The Demand and Supply

Various studies have been conducted to formulate that about 45% of the US population is known to have one or more chronic illness and this illness account for 78% of all health care spending. (Managing Care for Adults with Chronic Conditions, 2002, par. 2) The percentage alone divulges relevant information on the sheer number of possible clients needing patient care. Patients with chronic illnesses such as arthritis, hypertension, diabetes, among others, have actual and potential learning needs.

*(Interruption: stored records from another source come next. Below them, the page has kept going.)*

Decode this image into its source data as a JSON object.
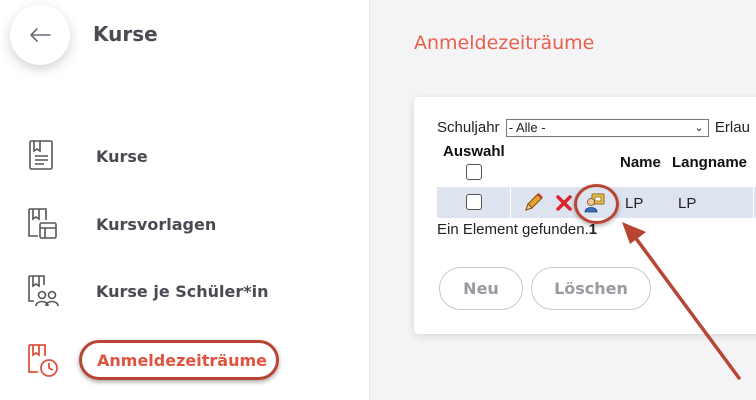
{
  "app": {
    "title": "Kurse",
    "back_icon": "arrow-left-icon"
  },
  "sidebar": {
    "items": [
      {
        "label": "Kurse",
        "icon": "course-book-icon"
      },
      {
        "label": "Kursvorlagen",
        "icon": "course-template-icon"
      },
      {
        "label": "Kurse je Schüler*in",
        "icon": "course-students-icon"
      },
      {
        "label": "Anmeldezeiträume",
        "icon": "course-calendar-icon",
        "active": true
      }
    ]
  },
  "main": {
    "title": "Anmeldezeiträume",
    "filter": {
      "label": "Schuljahr",
      "value": "- Alle -",
      "next_label": "Erlau"
    },
    "table": {
      "headers": {
        "select": "Auswahl",
        "name": "Name",
        "longname": "Langname"
      },
      "rows": [
        {
          "name": "LP",
          "longname": "LP"
        }
      ]
    },
    "status": {
      "text": "Ein Element gefunden.",
      "count": "1"
    },
    "buttons": {
      "new": "Neu",
      "delete": "Löschen"
    }
  },
  "colors": {
    "accent": "#e0533f",
    "annotation": "#b84534",
    "row_bg": "#dde3ef"
  }
}
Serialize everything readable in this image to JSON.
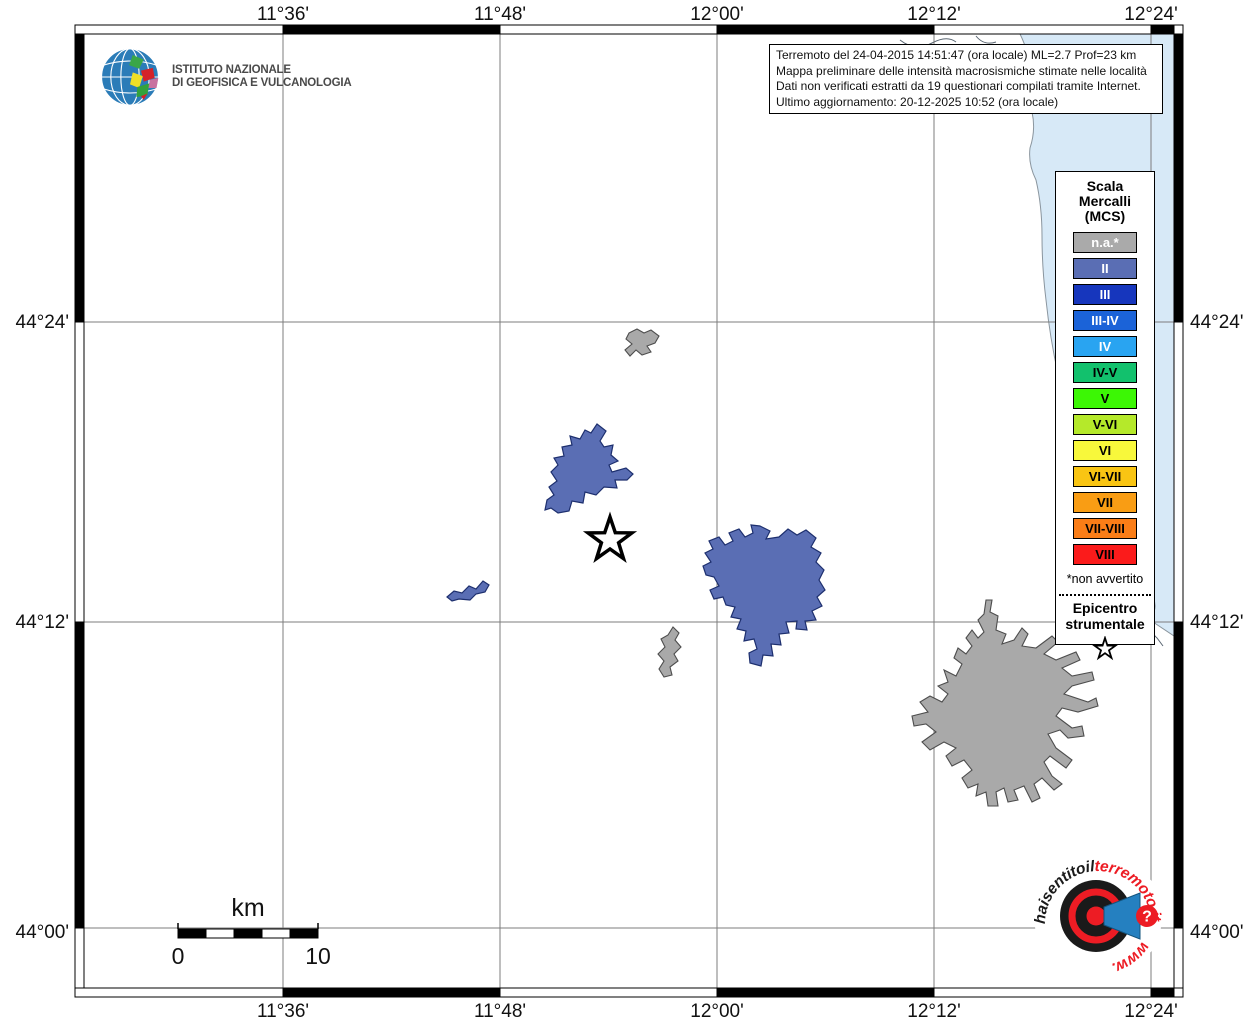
{
  "info_box": {
    "lines": [
      "Terremoto del 24-04-2015 14:51:47 (ora locale) ML=2.7 Prof=23 km",
      "Mappa preliminare delle intensità macrosismiche stimate nelle località",
      "Dati non verificati estratti da 19 questionari compilati tramite Internet.",
      "Ultimo aggiornamento: 20-12-2025 10:52 (ora locale)"
    ]
  },
  "ingv_logo": {
    "line1": "ISTITUTO NAZIONALE",
    "line2": "DI GEOFISICA E VULCANOLOGIA"
  },
  "legend": {
    "title_lines": [
      "Scala",
      "Mercalli",
      "(MCS)"
    ],
    "entries": [
      {
        "label": "n.a.*",
        "color": "#aaaaaa",
        "text_color": "#ffffff"
      },
      {
        "label": "II",
        "color": "#5a6eb4",
        "text_color": "#ffffff"
      },
      {
        "label": "III",
        "color": "#1636bd",
        "text_color": "#ffffff"
      },
      {
        "label": "III-IV",
        "color": "#1b63d8",
        "text_color": "#ffffff"
      },
      {
        "label": "IV",
        "color": "#29a4f1",
        "text_color": "#ffffff"
      },
      {
        "label": "IV-V",
        "color": "#12c16d",
        "text_color": "#000000"
      },
      {
        "label": "V",
        "color": "#3cf705",
        "text_color": "#000000"
      },
      {
        "label": "V-VI",
        "color": "#b5e92a",
        "text_color": "#000000"
      },
      {
        "label": "VI",
        "color": "#f8f83b",
        "text_color": "#000000"
      },
      {
        "label": "VI-VII",
        "color": "#f9c513",
        "text_color": "#000000"
      },
      {
        "label": "VII",
        "color": "#f99d14",
        "text_color": "#000000"
      },
      {
        "label": "VII-VIII",
        "color": "#fa7d17",
        "text_color": "#000000"
      },
      {
        "label": "VIII",
        "color": "#fb1b1b",
        "text_color": "#000000"
      }
    ],
    "footnote": "*non avvertito",
    "epicenter_label_lines": [
      "Epicentro",
      "strumentale"
    ]
  },
  "axes": {
    "top_labels": [
      "11°36'",
      "11°48'",
      "12°00'",
      "12°12'",
      "12°24'"
    ],
    "bottom_labels": [
      "11°36'",
      "11°48'",
      "12°00'",
      "12°12'",
      "12°24'"
    ],
    "left_labels": [
      "44°24'",
      "44°12'",
      "44°00'"
    ],
    "right_labels": [
      "44°24'",
      "44°12'",
      "44°00'"
    ]
  },
  "scale_bar": {
    "unit_label": "km",
    "start_label": "0",
    "end_label": "10"
  },
  "watermark": {
    "arc_black": "haisentitoil",
    "arc_red": "terremoto.it",
    "bottom_red": "www.",
    "badge": "?"
  },
  "map": {
    "epicenter_symbol": "star",
    "locality_intensities": [
      "II",
      "II",
      "II",
      "n.a.",
      "n.a.",
      "n.a."
    ]
  },
  "colors": {
    "sea": "#d7e9f7",
    "land": "#ffffff",
    "grid": "#7c7c7c",
    "coast": "#5a6672",
    "intensity_ii": "#5a6eb4",
    "intensity_ii_stroke": "#1d2f6e",
    "intensity_na": "#a9a9a9",
    "intensity_na_stroke": "#4d4d4d",
    "logo_red": "#ed1c24",
    "logo_blue": "#2580c0"
  }
}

Chronic disorders can impair mobility and therefore “interfere with learning psychomotor skills as a result of decreased flexibility and dexterity of the fingers”. (Delaune Ladner, 2006, 424) Other chronic illnesses such as diabetes require continuing education and monitoring of their health situation and their ability to take care of themselves. Diabetes required regular monitoring of levels of blood sugar which is affected by the nature of the patient’s diet and physical activity. Further, as averred by Daniels, Nosek Nicoll (2007, 1833), “diabetes mellitus and hypertension are the two most common causes of Chronic Renal Failure (CRF) in the United States” ultimately leading to Renal Replacement Therapy (RRT).Statistics on the number of end-stage renal patients have been seen to be on the increasing trend since 1996 with patients on dialysis showing a similar trend. (MEDPAC, 2009, 1) This essay is hereby written to discuss the impact of the concept of demand and supply on resorting to dialysis, as an end-stage renal service and mainstay of RRT.The article was written by Infiniti Research Limited (2010, 1) proffer that “end-stage renal disease (ESRD) is an irreversible loss of kidney function, which requires treatment with dialysis or transplantation.” The treatment, through dialysis, includes artificial means for the removal of toxins and excess fluids from the bloodstream. The numbers of patients with end-stage renal disorders have been increasing due to factors such asdietary habits of people in general.